In Tuscany, on the Mediterranean coast, you don't expect to wake up to this in November. Drifts of the white stuff in the olive groves below the terrace, and temperatures of about 5 degrees.


Our neighbours are still picking olives.  The mountains behind us, glimpsed through the clouds, were also white - and this time not with marble dust.

Photo Alexandra Sack
The storms had kept us awake all night - thunder and lightning, wind, apocalyptic rain and the percussion of hailstones.  And this is what the white drifts are - hailstones a foot deep like frozen snow.  But however horrible the weather here has been (and it's been 'bruttissimo'!) it's nothing to the storm that hit Sardinia three days ago during the night. 453 millimetres of rain (almost 20 inches) fell in two hours, creating some of the most terrible flash floods ever seen in Europe.  The island is devastated - roads and bridges and whole villages washed away and many dead.  One family died instantly as a wall of mud, debris and water, burst through their ground floor apartment without warning. Towns and cities were flooded 2 or 3 metres deep in mud and water.  Thousands are homeless.

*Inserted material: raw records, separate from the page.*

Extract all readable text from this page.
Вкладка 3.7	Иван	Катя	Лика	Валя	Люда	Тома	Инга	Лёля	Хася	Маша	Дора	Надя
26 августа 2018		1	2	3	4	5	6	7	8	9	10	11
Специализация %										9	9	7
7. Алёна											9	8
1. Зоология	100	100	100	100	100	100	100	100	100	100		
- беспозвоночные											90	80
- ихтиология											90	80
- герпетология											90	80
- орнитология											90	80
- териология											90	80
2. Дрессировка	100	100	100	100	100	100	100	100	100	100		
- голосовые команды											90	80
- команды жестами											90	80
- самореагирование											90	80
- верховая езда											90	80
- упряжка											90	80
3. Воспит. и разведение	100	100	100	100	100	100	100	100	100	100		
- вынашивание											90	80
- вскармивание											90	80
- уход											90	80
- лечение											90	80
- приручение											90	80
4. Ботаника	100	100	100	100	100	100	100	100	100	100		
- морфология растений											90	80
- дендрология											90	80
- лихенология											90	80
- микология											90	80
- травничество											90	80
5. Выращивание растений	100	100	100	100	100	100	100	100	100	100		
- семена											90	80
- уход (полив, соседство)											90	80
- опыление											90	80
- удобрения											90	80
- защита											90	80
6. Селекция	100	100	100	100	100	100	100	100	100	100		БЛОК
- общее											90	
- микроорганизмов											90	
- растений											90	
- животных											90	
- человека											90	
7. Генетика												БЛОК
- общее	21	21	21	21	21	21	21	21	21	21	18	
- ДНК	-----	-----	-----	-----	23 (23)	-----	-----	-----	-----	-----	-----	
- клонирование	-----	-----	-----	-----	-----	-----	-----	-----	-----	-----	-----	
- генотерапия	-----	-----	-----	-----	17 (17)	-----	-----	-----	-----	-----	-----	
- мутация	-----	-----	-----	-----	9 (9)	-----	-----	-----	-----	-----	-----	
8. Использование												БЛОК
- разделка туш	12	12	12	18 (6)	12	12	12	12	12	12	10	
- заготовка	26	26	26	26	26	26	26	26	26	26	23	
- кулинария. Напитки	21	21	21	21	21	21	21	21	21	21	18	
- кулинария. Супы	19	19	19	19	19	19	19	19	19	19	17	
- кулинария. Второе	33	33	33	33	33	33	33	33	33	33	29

Now the political fall-out has begun.  The government have been accused of 'forgetting' Sardinia. Almost its only income is from tourism, but the tourist season lasts only 3 months of the year now, perhaps four in the warmer south of the island.  For the rest of the year, Sardinians are out of work. They say that there has been no investment in the island - no money put into the infrastructure and that this neglect has contributed to the disaster.  Italian football star Gigi Riva, who lives on the island, said in a newspaper articles (La Nazione) that he believes that Sardinia has been abandoned by the state; 'poi e' come se la Sardegna non esistesse piu'.   It is all very sad.